Why must I enable recursion when I've already enabled forwarding to the other server?


----------



## ShelLuser (Jun 13, 2013)

I can't comment on the RRL aspect, but with regards to forwarding and recursion I do wonder how you enabled forwarding?


----------



## kpa (Jun 13, 2013)

Recursion in DNS lingo means resolving queries for other domains than the server is authoritative for. If you don't allow recursion your server will answer only queries for its "own" domains.
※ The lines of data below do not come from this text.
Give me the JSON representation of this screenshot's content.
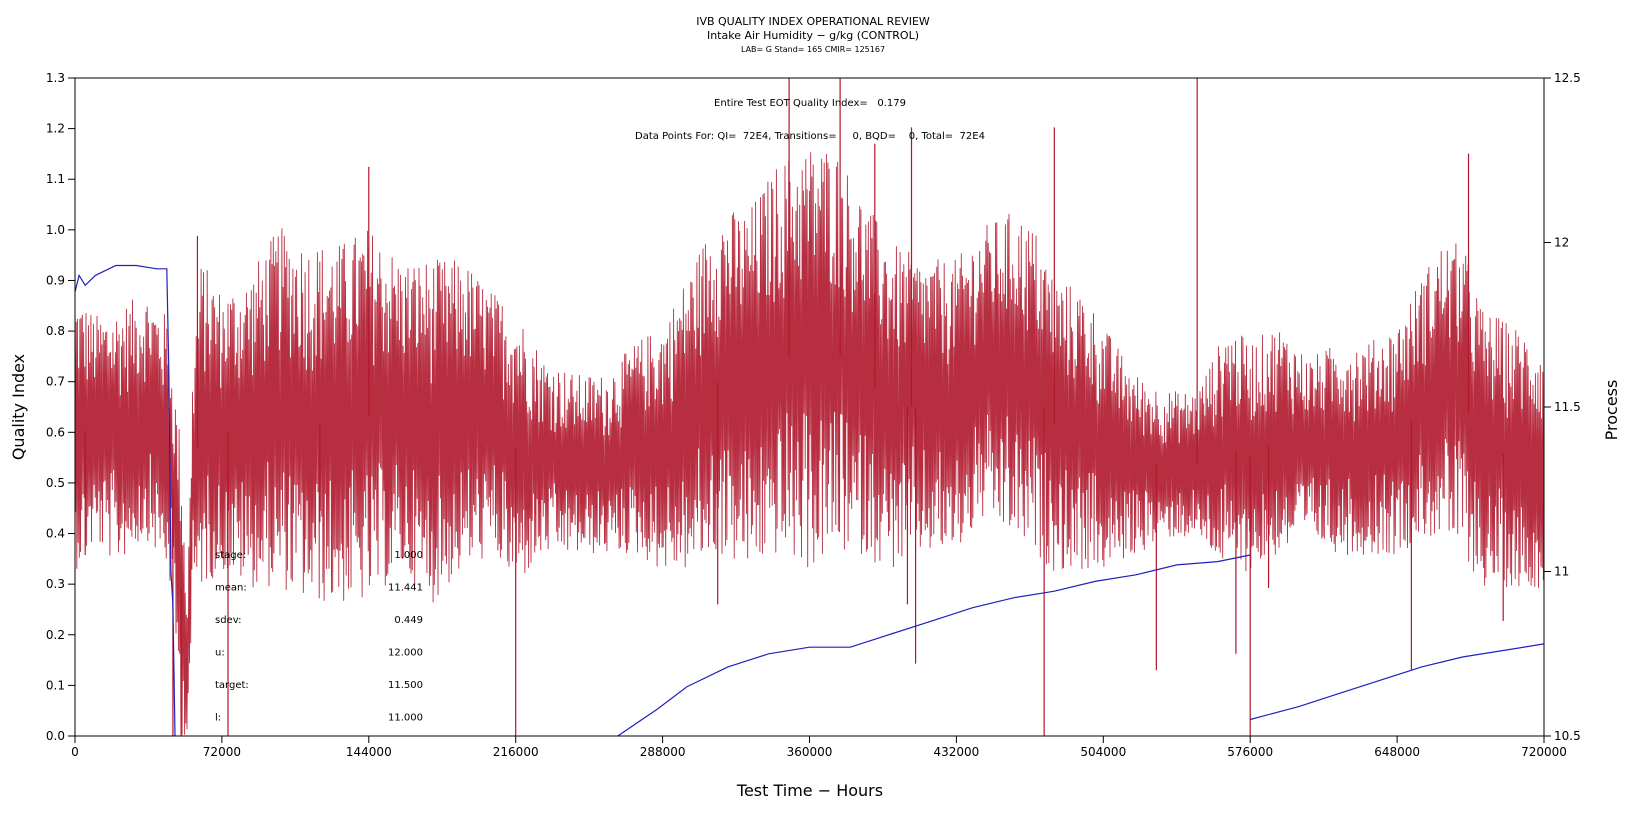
{
  "chart_data": {
    "type": "line",
    "title": "IVB QUALITY INDEX OPERATIONAL REVIEW",
    "subtitle": "Intake Air Humidity − g/kg (CONTROL)",
    "subtitle2": "LAB= G Stand= 165 CMIR= 125167",
    "xlabel": "Test Time − Hours",
    "ylabel_left": "Quality Index",
    "ylabel_right": "Process",
    "xlim": [
      0,
      720000
    ],
    "ylim_left": [
      0,
      1.3
    ],
    "ylim_right": [
      10.5,
      12.5
    ],
    "x_ticks": [
      "0",
      "72000",
      "144000",
      "216000",
      "288000",
      "360000",
      "432000",
      "504000",
      "576000",
      "648000",
      "720000"
    ],
    "y_left_ticks": [
      "0.0",
      "0.1",
      "0.2",
      "0.3",
      "0.4",
      "0.5",
      "0.6",
      "0.7",
      "0.8",
      "0.9",
      "1.0",
      "1.1",
      "1.2",
      "1.3"
    ],
    "y_right_ticks": [
      "10.5",
      "11",
      "11.5",
      "12",
      "12.5"
    ],
    "annotations": {
      "eot": "Entire Test EOT Quality Index=   0.179",
      "points": "Data Points For: QI=  72E4, Transitions=     0, BQD=    0, Total=  72E4"
    },
    "stats": [
      {
        "label": "stage:",
        "value": "1.000"
      },
      {
        "label": "mean:",
        "value": "11.441"
      },
      {
        "label": "sdev:",
        "value": "0.449"
      },
      {
        "label": "u:",
        "value": "12.000"
      },
      {
        "label": "target:",
        "value": "11.500"
      },
      {
        "label": "l:",
        "value": "11.000"
      }
    ],
    "series": [
      {
        "axis": "right",
        "color": "#b0172c",
        "band": [
          [
            0,
            11.0,
            11.85
          ],
          [
            10000,
            11.08,
            11.78
          ],
          [
            20000,
            11.02,
            11.8
          ],
          [
            35000,
            11.1,
            11.85
          ],
          [
            45000,
            11.0,
            11.78
          ],
          [
            48000,
            10.9,
            11.6
          ],
          [
            52000,
            10.5,
            11.4
          ],
          [
            55000,
            10.5,
            10.9
          ],
          [
            58000,
            10.9,
            11.7
          ],
          [
            62000,
            10.95,
            11.95
          ],
          [
            72000,
            11.0,
            11.85
          ],
          [
            85000,
            10.95,
            11.9
          ],
          [
            100000,
            10.95,
            12.05
          ],
          [
            115000,
            10.9,
            12.0
          ],
          [
            130000,
            10.9,
            12.0
          ],
          [
            144000,
            10.9,
            12.05
          ],
          [
            160000,
            11.0,
            11.95
          ],
          [
            175000,
            10.9,
            11.95
          ],
          [
            190000,
            11.0,
            11.95
          ],
          [
            205000,
            11.05,
            11.85
          ],
          [
            216000,
            10.95,
            11.8
          ],
          [
            230000,
            11.05,
            11.65
          ],
          [
            245000,
            11.05,
            11.6
          ],
          [
            260000,
            11.05,
            11.6
          ],
          [
            275000,
            11.05,
            11.7
          ],
          [
            288000,
            11.0,
            11.75
          ],
          [
            300000,
            11.0,
            11.9
          ],
          [
            315000,
            11.05,
            12.1
          ],
          [
            330000,
            11.0,
            12.1
          ],
          [
            345000,
            11.05,
            12.25
          ],
          [
            360000,
            11.0,
            12.3
          ],
          [
            372000,
            11.05,
            12.3
          ],
          [
            385000,
            11.05,
            12.15
          ],
          [
            400000,
            11.0,
            12.0
          ],
          [
            415000,
            11.05,
            11.95
          ],
          [
            432000,
            11.05,
            11.95
          ],
          [
            445000,
            11.15,
            12.05
          ],
          [
            460000,
            11.1,
            12.1
          ],
          [
            470000,
            11.05,
            12.05
          ],
          [
            480000,
            11.0,
            11.9
          ],
          [
            495000,
            11.0,
            11.85
          ],
          [
            504000,
            11.0,
            11.75
          ],
          [
            520000,
            11.05,
            11.6
          ],
          [
            535000,
            11.1,
            11.55
          ],
          [
            550000,
            11.1,
            11.55
          ],
          [
            565000,
            11.0,
            11.75
          ],
          [
            576000,
            11.0,
            11.7
          ],
          [
            590000,
            11.05,
            11.75
          ],
          [
            605000,
            11.1,
            11.65
          ],
          [
            620000,
            11.05,
            11.7
          ],
          [
            635000,
            11.05,
            11.7
          ],
          [
            648000,
            11.05,
            11.75
          ],
          [
            660000,
            11.1,
            11.9
          ],
          [
            670000,
            11.1,
            12.0
          ],
          [
            680000,
            11.05,
            12.0
          ],
          [
            690000,
            10.95,
            11.8
          ],
          [
            705000,
            10.95,
            11.75
          ],
          [
            720000,
            10.95,
            11.7
          ]
        ],
        "spikes": [
          [
            5000,
            11.05
          ],
          [
            48000,
            10.5
          ],
          [
            52000,
            10.5
          ],
          [
            60000,
            12.02
          ],
          [
            75000,
            10.5
          ],
          [
            120000,
            11.15
          ],
          [
            144000,
            12.23
          ],
          [
            216000,
            10.5
          ],
          [
            315000,
            10.9
          ],
          [
            350000,
            12.5
          ],
          [
            375000,
            12.5
          ],
          [
            392000,
            12.3
          ],
          [
            408000,
            10.9
          ],
          [
            410000,
            12.35
          ],
          [
            412000,
            10.72
          ],
          [
            475000,
            10.5
          ],
          [
            480000,
            12.35
          ],
          [
            530000,
            10.7
          ],
          [
            550000,
            12.5
          ],
          [
            569000,
            10.75
          ],
          [
            576000,
            10.5
          ],
          [
            585000,
            10.95
          ],
          [
            655000,
            10.7
          ],
          [
            683000,
            12.27
          ],
          [
            700000,
            10.85
          ]
        ]
      },
      {
        "axis": "right",
        "color": "#2020c0",
        "points": [
          [
            0,
            11.85
          ],
          [
            2000,
            11.9
          ],
          [
            5000,
            11.87
          ],
          [
            10000,
            11.9
          ],
          [
            20000,
            11.93
          ],
          [
            30000,
            11.93
          ],
          [
            40000,
            11.92
          ],
          [
            45000,
            11.92
          ],
          [
            46000,
            11.6
          ],
          [
            47000,
            11.0
          ],
          [
            48000,
            10.9
          ],
          [
            49000,
            10.5
          ]
        ]
      },
      {
        "axis": "right",
        "color": "#2020c0",
        "points": [
          [
            266000,
            10.5
          ],
          [
            285000,
            10.58
          ],
          [
            300000,
            10.65
          ],
          [
            320000,
            10.71
          ],
          [
            340000,
            10.75
          ],
          [
            360000,
            10.77
          ],
          [
            380000,
            10.77
          ],
          [
            400000,
            10.81
          ],
          [
            420000,
            10.85
          ],
          [
            440000,
            10.89
          ],
          [
            460000,
            10.92
          ],
          [
            480000,
            10.94
          ],
          [
            500000,
            10.97
          ],
          [
            520000,
            10.99
          ],
          [
            540000,
            11.02
          ],
          [
            560000,
            11.03
          ],
          [
            576000,
            11.05
          ]
        ]
      },
      {
        "axis": "right",
        "color": "#2020c0",
        "points": [
          [
            576000,
            10.55
          ],
          [
            600000,
            10.59
          ],
          [
            620000,
            10.63
          ],
          [
            640000,
            10.67
          ],
          [
            660000,
            10.71
          ],
          [
            680000,
            10.74
          ],
          [
            700000,
            10.76
          ],
          [
            720000,
            10.78
          ]
        ]
      }
    ]
  }
}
The recursive queries may be answered by asking the forwarders (if you have set up forwarders) or by asking the authoritative servers of the queried domain.


----------



## dkovacevic (Jun 13, 2013)

Ah, that explains a lot.

For some reason, I was under the impression that enabling recursion simply enabled the process of tracking down a fully qualified domain name starting at a root server. I did not realize that recursion also meant resolving queries for targets other than the domain the server is authoritative for.

Thanks!


----------



## dkovacevic (Jun 13, 2013)

In answer to the rate limiting question:


> By keeping a moderate amount of state as to what requestor has heard what response recently it is possible to silently drop requests which are part of attack flows with little or no impact on non-attack requests.


From http://ss.vix.su/~vixie/isc-tn-2012-1.txt.


----------